J'ai déjà envoyé ma déclaration et j'aimerais demander une modification, que dois-je faire?

N'envoyez pas une autre déclaration. Envoyez-nous une lettre signée qui fournit tous les renseignements nécessaires pour modifier votre déclaration. N'oubliez pas d'indiquer votre numéro d'assurance sociale, l'année visée par la modification et un numéro de téléphone où nous pouvons vous joindre. Vous trouverez l'adresse de votre centre fiscal dans cette trousse.

Vous pouvez demander des modifications pour l'année d'imposition 1985 et les années suivantes. Il faut compter habituellement huit semaines pour l'envoi d'un avis de nouvelle cotisation.

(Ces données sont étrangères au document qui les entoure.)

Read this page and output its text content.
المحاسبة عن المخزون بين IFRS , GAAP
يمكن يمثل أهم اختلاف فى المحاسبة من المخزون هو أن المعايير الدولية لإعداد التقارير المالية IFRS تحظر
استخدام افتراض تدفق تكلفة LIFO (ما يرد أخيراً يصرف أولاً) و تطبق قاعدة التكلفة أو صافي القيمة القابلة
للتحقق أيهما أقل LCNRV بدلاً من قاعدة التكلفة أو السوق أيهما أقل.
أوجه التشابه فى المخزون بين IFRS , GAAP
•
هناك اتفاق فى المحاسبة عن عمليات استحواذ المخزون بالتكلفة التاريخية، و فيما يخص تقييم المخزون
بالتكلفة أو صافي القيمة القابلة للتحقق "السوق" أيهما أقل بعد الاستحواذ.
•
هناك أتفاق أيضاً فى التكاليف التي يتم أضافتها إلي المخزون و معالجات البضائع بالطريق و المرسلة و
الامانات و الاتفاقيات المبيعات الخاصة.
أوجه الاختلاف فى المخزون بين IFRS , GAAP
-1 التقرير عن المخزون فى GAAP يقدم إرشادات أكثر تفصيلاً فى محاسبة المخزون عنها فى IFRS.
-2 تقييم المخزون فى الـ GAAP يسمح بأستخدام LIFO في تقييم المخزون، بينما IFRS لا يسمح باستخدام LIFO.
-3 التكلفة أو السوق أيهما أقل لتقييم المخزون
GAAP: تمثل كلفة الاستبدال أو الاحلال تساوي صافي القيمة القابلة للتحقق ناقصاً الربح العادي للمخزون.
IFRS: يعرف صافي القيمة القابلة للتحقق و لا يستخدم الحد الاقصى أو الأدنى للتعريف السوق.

[24] Il y a lieu de noter que le ministre encourage même à produire des déclarations de revenu modifiées les contribuables qui ont omis de déclarer tous leurs revenus. Dans la circulaire IC 85-1R2, octobre 1992, portant sur les divulgations volontaires, le ministre informe les contribuables qu'ils peuvent éviter l'imposition de pénalités s'ils prennent l'initiative de divulguer des montants non déclarés.

[25] On doit donc constater que même s'il n'y a aucune disposition générale dans la Loi qui autorise les contribuables canadiens à modifier une déclaration de revenu déjà produite, il n'y a rien qui les en empêche. Par contre, il y va de l'intérêt de l'administration fiscale de permettre de telles modifications. Il faut rappeler que l'administration fiscale au Canada est fondée sur le principe de l'autocotisation et qu'il est tout à fait raisonnable et équitable qu'il soit permis aux contribuables de corriger des erreurs qui se sont glissées dans leurs déclarations de revenu.

[26] À mon avis, la lettre du 15 novembre 1994 constituait une modification de la déclaration de revenu de la succession et que l'effet de cette lettre est de modifier la déclaration de revenu initiale. Cette lettre était tout à fait conforme aux directives données par le ministre dans le guide mentionné plus haut. Par conséquent, on doit constater que dans ses déclarations de revenu (modifiées) la succession a attribué à madame Lussier certains montants en vertu du paragraphe 104(13.1) de la Loi.

[27] Ayant conclu que la succession avait modifié ses déclarations de revenu pour les années 1992 et 1993 et que, dans ses déclarations, elle avait attribué un montant à madame Lussier, est-ce que toutes les autres conditions prévues au paragraphe 104(13.1) sont réunies? L'intimée n'a pas prétendu que l'on n'avait pas satisfait à l'une quelconque de ces autres conditions, si ce n'est celle ayant trait à un prétendu délai pour la production de l'attribution. Elle prétend que l'attribution a en conséquence été faite tardivement.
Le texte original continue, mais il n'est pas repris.